The bottom line for me is that I am not perfect, period, and I firmly believe that everyone has blind spots in their psyche. Getting external input gives me better odds of not missing something someone else might consider obvious.
 
K and I discuss everything, no matter who's decision we go with. Why? Cause I'm a talker. Even if we're agreeing about what to do I wanna talk about it. After ten years he's gotten very good at pretending to listen. lol Just like he pretends to care what the budget looks like. lol
 
I picked the third option. Master Gil and I are in a partnership and the important decisions are made together....these include things to do with His treatment, the car we bought and what needs doing to it, and anything that we need for the house etc.

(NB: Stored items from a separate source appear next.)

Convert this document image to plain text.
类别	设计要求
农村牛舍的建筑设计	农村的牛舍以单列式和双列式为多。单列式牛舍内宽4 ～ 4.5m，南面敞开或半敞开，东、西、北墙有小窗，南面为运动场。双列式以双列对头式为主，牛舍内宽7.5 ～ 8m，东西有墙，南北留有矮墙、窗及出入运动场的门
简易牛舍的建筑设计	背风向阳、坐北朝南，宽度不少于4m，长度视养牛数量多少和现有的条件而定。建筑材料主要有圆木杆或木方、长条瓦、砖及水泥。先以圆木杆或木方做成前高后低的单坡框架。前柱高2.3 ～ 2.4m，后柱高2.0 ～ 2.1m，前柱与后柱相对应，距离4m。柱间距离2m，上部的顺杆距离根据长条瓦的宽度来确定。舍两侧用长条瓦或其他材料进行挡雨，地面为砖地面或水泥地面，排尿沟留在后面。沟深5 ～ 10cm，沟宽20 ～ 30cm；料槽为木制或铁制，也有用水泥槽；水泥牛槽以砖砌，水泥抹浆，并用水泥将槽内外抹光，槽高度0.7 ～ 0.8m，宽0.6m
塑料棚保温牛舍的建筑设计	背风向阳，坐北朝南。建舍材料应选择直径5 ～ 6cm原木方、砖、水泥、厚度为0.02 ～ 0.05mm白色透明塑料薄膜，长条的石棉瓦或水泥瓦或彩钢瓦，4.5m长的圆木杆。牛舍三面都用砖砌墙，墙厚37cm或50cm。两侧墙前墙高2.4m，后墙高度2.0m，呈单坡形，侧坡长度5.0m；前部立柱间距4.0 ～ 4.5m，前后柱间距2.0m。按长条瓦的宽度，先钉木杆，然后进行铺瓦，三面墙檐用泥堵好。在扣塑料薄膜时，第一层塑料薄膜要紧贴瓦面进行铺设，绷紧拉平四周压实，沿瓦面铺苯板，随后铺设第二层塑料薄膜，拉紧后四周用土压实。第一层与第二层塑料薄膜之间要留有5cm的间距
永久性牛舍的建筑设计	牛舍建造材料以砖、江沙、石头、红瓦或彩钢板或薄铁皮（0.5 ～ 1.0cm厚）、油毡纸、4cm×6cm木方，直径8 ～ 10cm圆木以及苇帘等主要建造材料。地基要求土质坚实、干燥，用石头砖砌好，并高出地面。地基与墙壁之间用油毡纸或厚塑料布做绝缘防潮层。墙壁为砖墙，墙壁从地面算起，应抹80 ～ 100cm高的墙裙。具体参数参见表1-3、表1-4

He has enough to worry about without needing to micromanage me - I'm much like Cat in that He makes use of the things I am good at, like being His spellchecker, taking care of financial matters, being His nursing assistant.....and blowjob expert ;) :D
 
Long distance makes it hard to be micromanaged, so does being poly. I picked the second one. I'm sorry to see that the person who picked the first one didn't respond in a post, though.